(Directed by Jasmila Zbanic) (2020)
If you were told that a mortal enemy was approaching your town, in force, what would you do? Would you up stakes (family, dog, cat, photos, bread and water)? Or would you wait and hope for relief from a UN Peace Keeping brigade, lacking both air support and Sun Tzu’s well-known power to keep peace (i.e. by preparedness for war)?
After Tito, who had ruled Yugoslavia for some 34 years under Soviet patronage (although he was not exactly a puppet) died in 1980, it was inevitable that the country would list, containing as it did a salad of ethnic, religious and political diversity, dressed with historic enmities. With the collapse of the Soviet Union a decade later, the prospect of general global war vanished (for a time), to be replaced by the ‘agony of the little nations.’ Yugoslavia broke into pieces. These pieces had surprisingly sharp edges.
Quo Vadis, Aida? tells the story of one of those pieces, the Srebrenica massacre, where Ratko Mladic‘s Bosnian Serb forces killed some 8 thousand Bosnian Muslim boys and men, on 11 July 1995; the worst mass murder in Europe since WWII. After taking the town (what’s left of it) and having the Mayor and his administration ‘recalled’ in the most brusque way imaginable, the army descends on an abandoned factory/warehouse where some 4,000 villagers huddle under the ‘protection’ of Dutch peace-keepers, many thousands outside the gates, in the scorching heat, clamouring to get in. (Beautifully shot, the plight and manifest despair of the civilians is eerily reminiscent of scenes at Hamid Karzai International Airport last year).
Aida, a Bosnian translator, has to afford communications between the city councillors, her fellow villagers and the UN forces, all the while striving to save her husband and two sons from a fate she fears will be deadly. It makes for a very sad, indeed, harrowing film, told in the most clear and pure terms, with none of the hand-wringing or false moralizing we tend to get nowadays. The coda to the film, the same village in winter now, years hence, is as satisfying as it is almost surreal and vaguely ominous: evil casts a long shadow and may replicate. The direction here and throughout is as sure and tastefully stark as possible.
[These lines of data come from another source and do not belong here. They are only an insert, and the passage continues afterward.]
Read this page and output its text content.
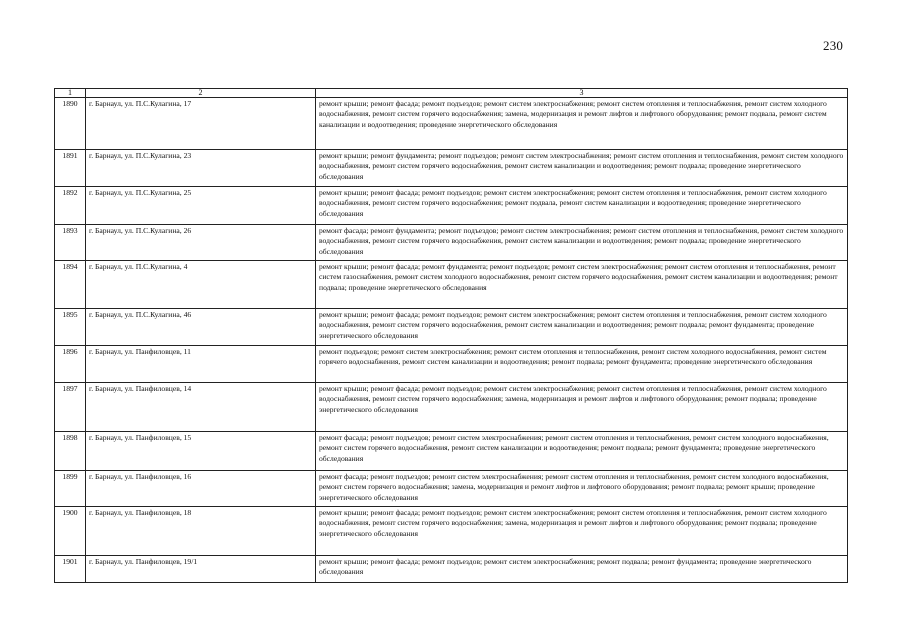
230
1	2	3
1890	г. Барнаул, ул. П.С.Кулагина, 17	ремонт крыши; ремонт фасада; ремонт подъездов; ремонт систем электроснабжения; ремонт систем отопления и теплоснабжения, ремонт систем холодного водоснабжения, ремонт систем горячего водоснабжения; замена, модернизация и ремонт лифтов и лифтового оборудования; ремонт подвала, ремонт систем канализации и водоотведения; проведение энергетического обследования
1891	г. Барнаул, ул. П.С.Кулагина, 23	ремонт крыши; ремонт фундамента; ремонт подъездов; ремонт систем электроснабжения; ремонт систем отопления и теплоснабжения, ремонт систем холодного водоснабжения, ремонт систем горячего водоснабжения, ремонт систем канализации и водоотведения; ремонт подвала; проведение энергетического обследования
1892	г. Барнаул, ул. П.С.Кулагина, 25	ремонт крыши; ремонт фасада; ремонт подъездов; ремонт систем электроснабжения; ремонт систем отопления и теплоснабжения, ремонт систем холодного водоснабжения, ремонт систем горячего водоснабжения; ремонт подвала, ремонт систем канализации и водоотведения; проведение энергетического обследования
1893	г. Барнаул, ул. П.С.Кулагина, 26	ремонт фасада; ремонт фундамента; ремонт подъездов; ремонт систем электроснабжения; ремонт систем отопления и теплоснабжения, ремонт систем холодного водоснабжения, ремонт систем горячего водоснабжения, ремонт систем канализации и водоотведения; ремонт подвала; проведение энергетического обследования
1894	г. Барнаул, ул. П.С.Кулагина, 4	ремонт крыши; ремонт фасада; ремонт фундамента; ремонт подъездов; ремонт систем электроснабжения; ремонт систем отопления и теплоснабжения, ремонт систем газоснабжения, ремонт систем холодного водоснабжения, ремонт систем горячего водоснабжения, ремонт систем канализации и водоотведения; ремонт подвала; проведение энергетического обследования
1895	г. Барнаул, ул. П.С.Кулагина, 46	ремонт крыши; ремонт фасада; ремонт подъездов; ремонт систем электроснабжения; ремонт систем отопления и теплоснабжения, ремонт систем холодного водоснабжения, ремонт систем горячего водоснабжения, ремонт систем канализации и водоотведения; ремонт подвала; ремонт фундамента; проведение энергетического обследования
1896	г. Барнаул, ул. Панфиловцев, 11	ремонт подъездов; ремонт систем электроснабжения; ремонт систем отопления и теплоснабжения, ремонт систем холодного водоснабжения, ремонт систем горячего водоснабжения, ремонт систем канализации и водоотведения; ремонт подвала; ремонт фундамента; проведение энергетического обследования
1897	г. Барнаул, ул. Панфиловцев, 14	ремонт крыши; ремонт фасада; ремонт подъездов; ремонт систем электроснабжения; ремонт систем отопления и теплоснабжения, ремонт систем холодного водоснабжения, ремонт систем горячего водоснабжения; замена, модернизация и ремонт лифтов и лифтового оборудования; ремонт подвала; проведение энергетического обследования
1898	г. Барнаул, ул. Панфиловцев, 15	ремонт фасада; ремонт подъездов; ремонт систем электроснабжения; ремонт систем отопления и теплоснабжения, ремонт систем холодного водоснабжения, ремонт систем горячего водоснабжения, ремонт систем канализации и водоотведения; ремонт подвала; ремонт фундамента; проведение энергетического обследования
1899	г. Барнаул, ул. Панфиловцев, 16	ремонт фасада; ремонт подъездов; ремонт систем электроснабжения; ремонт систем отопления и теплоснабжения, ремонт систем холодного водоснабжения, ремонт систем горячего водоснабжения; замена, модернизация и ремонт лифтов и лифтового оборудования; ремонт подвала; ремонт крыши; проведение энергетического обследования
1900	г. Барнаул, ул. Панфиловцев, 18	ремонт крыши; ремонт фасада; ремонт подъездов; ремонт систем электроснабжения; ремонт систем отопления и теплоснабжения, ремонт систем холодного водоснабжения, ремонт систем горячего водоснабжения; замена, модернизация и ремонт лифтов и лифтового оборудования; ремонт подвала; проведение энергетического обследования
1901	г. Барнаул, ул. Панфиловцев, 19/1	ремонт крыши; ремонт фасада; ремонт подъездов; ремонт систем электроснабжения; ремонт подвала; ремонт фундамента; проведение энергетического обследования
The entire cast is superb. Without detracting from anybody, we must single out Johan Heldenbergh as the frustrated and feckless colonel of the peacekeepers; Raymond Thiry as his exasperated 2IC (both abandoned by the UN and left to negotiate with – i.e., be shoved aside by – Mladic); Izudin Bajrović as Aida’s husband; the magnificent, malignant, cynical and truly formidable Mladic (Boris Isaković) and his henchman (Emir Hadžihafizbegović). Best for last – Jasna Đuričić, as Aida, gives an astounding performance.